来年度から中学校の教科書が改訂されます。その概要について、大手出版社の勉強会に参加して得たことを中心にお話しします。
宇部市では、英語の教科書として長年使用されてきたトータルイングリッシュから、ニューホライズンに変わるようです。慣れ親しんだNanaとTaku(登場人物)ともお別れなのかと思ってしまいますが、1年の最初から一般動詞の説明で始まるトータルからやはりbe動詞のホライズンに、ということなのかもしれません。
前回、4年前の教科書改定はメジャーチェンジでした。つまり、ゆとり教育(平成14年以来実施)で削減された学習内容をほぼそれ以前の水準に戻すという大幅な学習指導要領の変更が行われました。しかし、今回は学習指導要領自体の変更があったわけではなく、各教科書会社が、メジャーな出版社の内容に歩み寄って改定するという形となったようです。そういう点ではマイナーチェンジといえるでしょう。
例えば啓林館の数学を例にとりますと、内容にほとんど変更がなく、応用問題の差し替えが行われた程度であるなど、全教科的に、前回の改訂で既に精力的に編集が行われており、若干やり残したことを強化する内容にとどまっているという印象を受けます。
その他、前回からの継続として、「生徒の興味関心を引く構成と内容」「学力定着のための豊富な問題量」「主体的に学習するアクティブラーニング」というキーワードが見えます。例えば、英語(東書版)では、UNITで知識を習得し、DAILY SCENEでコミュニケーションの活用力、PRESENTATIONで発信(自己表現)する力を伸ばすという構成をとっているなどです。
また、理科や社会は特に変化が少ない科目です。

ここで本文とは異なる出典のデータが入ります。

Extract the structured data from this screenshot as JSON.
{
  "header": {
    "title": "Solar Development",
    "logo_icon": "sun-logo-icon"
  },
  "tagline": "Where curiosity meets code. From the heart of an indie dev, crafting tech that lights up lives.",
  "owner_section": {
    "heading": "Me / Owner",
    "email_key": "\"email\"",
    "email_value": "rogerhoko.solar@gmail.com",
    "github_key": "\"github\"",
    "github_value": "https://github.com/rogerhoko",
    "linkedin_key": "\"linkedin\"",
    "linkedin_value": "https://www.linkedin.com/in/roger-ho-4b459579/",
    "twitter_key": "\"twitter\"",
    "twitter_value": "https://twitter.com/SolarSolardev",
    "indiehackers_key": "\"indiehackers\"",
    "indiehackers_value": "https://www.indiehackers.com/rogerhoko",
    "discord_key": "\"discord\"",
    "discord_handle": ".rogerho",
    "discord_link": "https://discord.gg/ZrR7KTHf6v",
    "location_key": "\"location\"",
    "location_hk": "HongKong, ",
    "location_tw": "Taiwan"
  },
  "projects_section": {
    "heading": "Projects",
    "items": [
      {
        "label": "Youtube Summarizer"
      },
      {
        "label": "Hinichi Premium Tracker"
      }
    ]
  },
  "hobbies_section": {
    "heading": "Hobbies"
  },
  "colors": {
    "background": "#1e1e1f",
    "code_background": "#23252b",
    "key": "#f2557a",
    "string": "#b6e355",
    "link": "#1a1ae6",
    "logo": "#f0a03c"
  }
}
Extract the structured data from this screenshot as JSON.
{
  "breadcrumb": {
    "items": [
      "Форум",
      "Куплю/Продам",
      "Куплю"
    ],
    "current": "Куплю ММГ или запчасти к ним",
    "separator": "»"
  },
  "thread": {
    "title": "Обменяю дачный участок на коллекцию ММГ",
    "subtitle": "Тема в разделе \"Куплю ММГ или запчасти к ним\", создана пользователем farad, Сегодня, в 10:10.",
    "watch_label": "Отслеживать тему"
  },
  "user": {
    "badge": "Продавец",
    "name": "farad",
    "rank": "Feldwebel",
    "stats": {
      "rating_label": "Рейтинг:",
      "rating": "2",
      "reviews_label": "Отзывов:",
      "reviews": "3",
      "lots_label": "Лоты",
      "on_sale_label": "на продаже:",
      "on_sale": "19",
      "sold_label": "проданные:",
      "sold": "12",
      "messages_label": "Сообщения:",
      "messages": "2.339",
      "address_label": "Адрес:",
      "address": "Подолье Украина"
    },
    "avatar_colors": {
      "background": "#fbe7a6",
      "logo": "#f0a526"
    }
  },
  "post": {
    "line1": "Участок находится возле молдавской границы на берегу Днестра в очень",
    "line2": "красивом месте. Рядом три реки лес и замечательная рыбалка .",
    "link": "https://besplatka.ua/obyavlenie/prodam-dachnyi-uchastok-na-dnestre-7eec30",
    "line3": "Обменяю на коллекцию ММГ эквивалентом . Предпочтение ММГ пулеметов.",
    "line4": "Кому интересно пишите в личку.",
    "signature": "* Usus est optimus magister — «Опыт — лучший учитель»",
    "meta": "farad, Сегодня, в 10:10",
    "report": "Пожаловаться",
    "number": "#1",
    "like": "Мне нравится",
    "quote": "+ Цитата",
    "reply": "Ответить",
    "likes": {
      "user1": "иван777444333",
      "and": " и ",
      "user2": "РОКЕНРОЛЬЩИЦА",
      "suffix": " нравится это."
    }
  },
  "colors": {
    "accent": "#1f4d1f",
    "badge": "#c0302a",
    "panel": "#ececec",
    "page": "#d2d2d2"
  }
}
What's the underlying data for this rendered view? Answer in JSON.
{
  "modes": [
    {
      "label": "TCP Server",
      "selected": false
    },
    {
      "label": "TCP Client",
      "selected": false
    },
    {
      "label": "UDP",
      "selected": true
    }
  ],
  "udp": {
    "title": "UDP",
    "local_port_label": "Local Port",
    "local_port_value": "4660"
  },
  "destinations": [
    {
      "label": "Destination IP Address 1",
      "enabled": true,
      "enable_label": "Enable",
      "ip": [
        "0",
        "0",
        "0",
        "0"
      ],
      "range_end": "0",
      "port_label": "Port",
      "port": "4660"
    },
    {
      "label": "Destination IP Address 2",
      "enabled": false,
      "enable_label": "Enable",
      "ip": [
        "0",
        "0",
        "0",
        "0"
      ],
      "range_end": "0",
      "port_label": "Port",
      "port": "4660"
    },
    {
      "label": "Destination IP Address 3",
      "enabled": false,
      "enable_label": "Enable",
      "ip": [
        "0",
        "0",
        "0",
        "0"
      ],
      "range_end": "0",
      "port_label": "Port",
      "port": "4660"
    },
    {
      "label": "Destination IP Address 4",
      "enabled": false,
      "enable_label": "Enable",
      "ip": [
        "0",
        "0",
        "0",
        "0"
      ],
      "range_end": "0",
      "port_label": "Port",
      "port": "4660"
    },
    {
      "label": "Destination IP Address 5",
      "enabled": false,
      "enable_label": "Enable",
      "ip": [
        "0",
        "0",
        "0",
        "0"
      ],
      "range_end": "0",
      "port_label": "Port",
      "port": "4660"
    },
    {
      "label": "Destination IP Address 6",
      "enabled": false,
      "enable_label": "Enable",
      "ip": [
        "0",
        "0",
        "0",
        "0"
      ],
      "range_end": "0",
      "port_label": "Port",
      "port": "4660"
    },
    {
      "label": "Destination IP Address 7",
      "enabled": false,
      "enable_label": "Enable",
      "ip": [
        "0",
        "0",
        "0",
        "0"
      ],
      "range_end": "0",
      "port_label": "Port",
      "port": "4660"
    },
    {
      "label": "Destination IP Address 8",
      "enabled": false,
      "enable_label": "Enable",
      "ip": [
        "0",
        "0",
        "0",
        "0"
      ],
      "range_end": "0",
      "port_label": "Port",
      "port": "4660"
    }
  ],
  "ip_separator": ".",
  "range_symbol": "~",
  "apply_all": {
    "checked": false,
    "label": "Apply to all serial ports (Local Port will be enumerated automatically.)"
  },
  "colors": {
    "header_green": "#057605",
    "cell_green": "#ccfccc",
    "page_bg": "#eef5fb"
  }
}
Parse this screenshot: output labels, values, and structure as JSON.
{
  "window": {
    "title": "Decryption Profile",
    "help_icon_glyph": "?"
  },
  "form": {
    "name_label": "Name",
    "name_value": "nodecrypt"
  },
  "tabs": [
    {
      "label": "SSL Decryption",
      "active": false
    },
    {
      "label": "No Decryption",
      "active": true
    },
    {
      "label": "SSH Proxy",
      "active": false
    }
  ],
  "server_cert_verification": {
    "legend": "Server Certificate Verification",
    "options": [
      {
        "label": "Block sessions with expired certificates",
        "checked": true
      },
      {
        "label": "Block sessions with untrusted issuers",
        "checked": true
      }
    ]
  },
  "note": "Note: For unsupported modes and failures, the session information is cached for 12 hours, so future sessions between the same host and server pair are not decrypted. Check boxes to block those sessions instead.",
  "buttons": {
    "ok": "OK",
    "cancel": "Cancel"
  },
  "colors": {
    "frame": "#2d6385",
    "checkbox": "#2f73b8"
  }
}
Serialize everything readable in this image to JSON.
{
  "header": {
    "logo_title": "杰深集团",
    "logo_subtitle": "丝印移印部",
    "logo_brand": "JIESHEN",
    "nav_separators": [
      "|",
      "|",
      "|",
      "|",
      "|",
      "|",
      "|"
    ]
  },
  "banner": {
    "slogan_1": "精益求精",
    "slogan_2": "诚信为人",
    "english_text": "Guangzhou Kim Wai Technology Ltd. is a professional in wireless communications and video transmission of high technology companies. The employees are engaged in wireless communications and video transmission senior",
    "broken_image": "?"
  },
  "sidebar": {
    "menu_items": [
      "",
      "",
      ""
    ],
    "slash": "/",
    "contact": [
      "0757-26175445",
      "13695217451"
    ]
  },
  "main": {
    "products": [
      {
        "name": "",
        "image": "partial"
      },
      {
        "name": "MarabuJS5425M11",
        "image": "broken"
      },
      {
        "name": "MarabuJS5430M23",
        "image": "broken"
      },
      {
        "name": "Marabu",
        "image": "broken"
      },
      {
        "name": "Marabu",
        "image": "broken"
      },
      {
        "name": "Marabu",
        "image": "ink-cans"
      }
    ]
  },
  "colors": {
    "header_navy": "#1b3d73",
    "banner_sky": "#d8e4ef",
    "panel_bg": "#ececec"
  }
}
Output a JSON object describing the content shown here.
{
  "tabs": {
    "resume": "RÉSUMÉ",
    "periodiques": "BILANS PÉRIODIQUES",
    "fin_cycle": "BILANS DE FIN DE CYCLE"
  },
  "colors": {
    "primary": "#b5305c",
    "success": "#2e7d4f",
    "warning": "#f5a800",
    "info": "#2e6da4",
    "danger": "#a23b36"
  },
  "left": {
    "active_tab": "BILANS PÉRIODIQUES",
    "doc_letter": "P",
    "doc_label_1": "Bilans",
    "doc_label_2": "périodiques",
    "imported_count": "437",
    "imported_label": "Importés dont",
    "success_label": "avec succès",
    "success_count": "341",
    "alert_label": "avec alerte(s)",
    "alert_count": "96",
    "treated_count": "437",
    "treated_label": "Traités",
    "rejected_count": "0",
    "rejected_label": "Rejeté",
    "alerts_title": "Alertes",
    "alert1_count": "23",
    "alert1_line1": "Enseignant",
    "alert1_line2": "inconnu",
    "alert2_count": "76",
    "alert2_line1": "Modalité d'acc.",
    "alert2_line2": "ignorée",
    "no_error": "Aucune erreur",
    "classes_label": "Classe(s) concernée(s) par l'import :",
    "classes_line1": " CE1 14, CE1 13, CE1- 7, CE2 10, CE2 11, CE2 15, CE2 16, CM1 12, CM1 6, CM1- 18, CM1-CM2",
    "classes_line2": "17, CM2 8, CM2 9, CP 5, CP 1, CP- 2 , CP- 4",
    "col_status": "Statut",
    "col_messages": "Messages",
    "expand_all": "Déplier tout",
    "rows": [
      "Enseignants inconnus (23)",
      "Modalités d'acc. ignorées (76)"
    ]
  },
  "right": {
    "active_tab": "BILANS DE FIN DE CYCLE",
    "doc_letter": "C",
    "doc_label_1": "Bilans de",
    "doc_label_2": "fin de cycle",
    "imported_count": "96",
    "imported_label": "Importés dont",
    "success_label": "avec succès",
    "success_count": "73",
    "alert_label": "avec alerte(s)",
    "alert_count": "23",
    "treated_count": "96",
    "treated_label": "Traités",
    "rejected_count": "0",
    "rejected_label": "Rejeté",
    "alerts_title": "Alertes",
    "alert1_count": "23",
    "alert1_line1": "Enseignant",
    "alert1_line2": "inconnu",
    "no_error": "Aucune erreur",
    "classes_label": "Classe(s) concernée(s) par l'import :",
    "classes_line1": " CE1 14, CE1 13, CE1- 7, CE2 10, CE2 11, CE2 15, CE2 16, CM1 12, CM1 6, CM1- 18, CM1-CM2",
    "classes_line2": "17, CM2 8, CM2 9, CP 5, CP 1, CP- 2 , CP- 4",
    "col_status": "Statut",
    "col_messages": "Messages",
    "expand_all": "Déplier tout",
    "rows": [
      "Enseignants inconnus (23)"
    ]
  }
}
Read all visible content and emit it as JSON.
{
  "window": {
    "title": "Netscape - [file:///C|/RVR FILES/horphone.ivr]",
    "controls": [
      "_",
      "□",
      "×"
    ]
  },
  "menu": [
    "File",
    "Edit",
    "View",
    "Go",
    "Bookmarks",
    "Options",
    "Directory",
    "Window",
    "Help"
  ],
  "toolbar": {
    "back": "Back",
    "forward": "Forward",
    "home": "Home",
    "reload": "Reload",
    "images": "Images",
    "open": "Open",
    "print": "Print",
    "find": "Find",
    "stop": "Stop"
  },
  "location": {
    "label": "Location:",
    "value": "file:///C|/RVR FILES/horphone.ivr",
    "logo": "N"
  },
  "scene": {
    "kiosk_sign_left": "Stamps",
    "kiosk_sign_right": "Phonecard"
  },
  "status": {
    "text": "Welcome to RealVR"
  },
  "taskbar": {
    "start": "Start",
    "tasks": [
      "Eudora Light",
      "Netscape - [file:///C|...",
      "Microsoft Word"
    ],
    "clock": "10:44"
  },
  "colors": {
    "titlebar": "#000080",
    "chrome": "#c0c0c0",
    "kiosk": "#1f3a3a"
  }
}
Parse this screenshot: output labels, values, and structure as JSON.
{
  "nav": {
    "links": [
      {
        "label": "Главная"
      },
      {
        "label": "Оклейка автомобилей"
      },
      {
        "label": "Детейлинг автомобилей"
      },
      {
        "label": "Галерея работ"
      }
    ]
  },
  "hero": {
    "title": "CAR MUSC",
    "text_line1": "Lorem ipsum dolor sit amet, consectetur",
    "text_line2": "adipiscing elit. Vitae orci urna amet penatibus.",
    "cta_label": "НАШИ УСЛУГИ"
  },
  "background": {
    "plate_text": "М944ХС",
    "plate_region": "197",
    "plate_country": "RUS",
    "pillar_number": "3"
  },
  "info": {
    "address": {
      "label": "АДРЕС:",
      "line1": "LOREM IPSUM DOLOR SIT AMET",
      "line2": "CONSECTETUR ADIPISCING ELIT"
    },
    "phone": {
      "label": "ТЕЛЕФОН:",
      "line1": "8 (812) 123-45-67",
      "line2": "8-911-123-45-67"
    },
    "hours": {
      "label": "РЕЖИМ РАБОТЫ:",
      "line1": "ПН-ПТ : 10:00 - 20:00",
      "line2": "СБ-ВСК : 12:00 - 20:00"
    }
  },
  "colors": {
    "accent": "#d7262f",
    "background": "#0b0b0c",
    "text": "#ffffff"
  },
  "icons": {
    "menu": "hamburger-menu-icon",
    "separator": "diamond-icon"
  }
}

その中でも理科は、現行が「方法、結果、考察」という流れでつくられていますが、これを「目的・仮説、方法、結果、考察」というように、前段階での興味を引き出す工夫が加えられています。社会では、古代史、アメリカ・ロシア、明治初期、領土問題などについて学習範囲が広げられていますが、その他ではほとんど変化がありません。
全体的に変化が少ないことで、指導上の混乱は少なく抑えられそうです。そこで、この4年間で私自身が培ってきた指導ノウハウに基づいて、新教科書でも合理的な授業展開を行うことができそうです。引き続き、授業の改良研究を意欲的に行っていきます。